Jodie Rottle (Photographer: Tangible Media)
Dr Jodie Rottle (she/her) is a creative flutist, researcher, lecturer, composer, and improviser working in a variety of settings to explore new sound concepts. Jodie can often be heard collaborating as a chamber musician. Currently, she performs new-folk and contemporary music with the Queensland Music Award-winning Matt Hsu’s Obscure Orchestra. She is also a member of Kupka’s Piano, a Brisbane-based ensemble that focuses on new Australian music, and experimental trio It’s Science And Feelings. With Kupka’s Piano she has commissioned over 35 new works—many by emerging composers—and performed nationally across Australia. Her recorded work with Kupka’s Piano can be heard on multiple podcasts with ABC Classic FM and on the ensemble’s 2017 debut album, Braneworlds.
Jodie is active within the Brisbane new music community and enjoys performing nationally. As a freelance flutist, she has worked with organisations such as Camerata—Queensland’s Chamber Orchestra, Ensemble Offspring (Sydney), Queensland Ballet, and Philharmonia Australia. She has performed at the Bendigo International Festival of Exploratory Music; toured regionally with the Queensland Music Festival; and presented concerts at the Brisbane Festival of Toy Music. Since 2015, she has been invited to perform at the annual Easter at the Piano Mill events in rural NSW where she has improvised with native birds and composed for moving mini-buses. Currently, she is developing music and performance work with Vulcana Circus for a show titled Disappearing Acts, premiering May 2022 at the Anywhere Festival in Southeast Queensland.

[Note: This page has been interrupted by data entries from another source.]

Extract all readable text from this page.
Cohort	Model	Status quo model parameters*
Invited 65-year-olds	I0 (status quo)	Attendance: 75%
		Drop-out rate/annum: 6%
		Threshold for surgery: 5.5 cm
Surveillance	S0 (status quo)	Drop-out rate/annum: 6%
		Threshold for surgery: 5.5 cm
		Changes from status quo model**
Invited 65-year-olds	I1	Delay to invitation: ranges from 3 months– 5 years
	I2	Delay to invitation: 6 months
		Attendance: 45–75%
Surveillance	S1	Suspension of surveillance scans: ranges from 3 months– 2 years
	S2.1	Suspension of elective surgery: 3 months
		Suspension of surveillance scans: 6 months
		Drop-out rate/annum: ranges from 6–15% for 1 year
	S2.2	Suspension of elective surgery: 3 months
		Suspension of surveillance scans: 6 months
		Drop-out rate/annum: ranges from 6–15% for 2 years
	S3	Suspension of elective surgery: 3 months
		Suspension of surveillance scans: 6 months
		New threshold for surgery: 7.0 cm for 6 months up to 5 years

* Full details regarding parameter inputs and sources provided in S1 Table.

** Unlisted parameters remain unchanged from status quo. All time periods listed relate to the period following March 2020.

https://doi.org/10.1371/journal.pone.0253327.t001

Jodie’s work as a composer explores the sounds of everyday objects alongside traditional instruments. A central theme of her work is the element of surprise, and to achieve this she often skims the outer territories of performance art, puppetry, and comedy. She primarily writes for solo performers or small chamber ensembles, which have included string quartets, dance collaborations, and site-specific works. Some of her explorations as a composer-performer include prepared flutes and wearable sound objects. She has presented her own participatory and embodied sound-based works at Made Now Music, Make It Up Club, RuckusFest, and the Listening Museum, among others.
Jodie is currently a Resident Adjunct researcher with the Creative Arts Research Institute, Griffith University, where she has worked on research associated with the Griffith Climate Action Beacon and other ARC-Linkage projects. She also lectures casually at JMC Academy and is a member of the Music Theory teaching team at the Queensland Conservatorium Griffith University.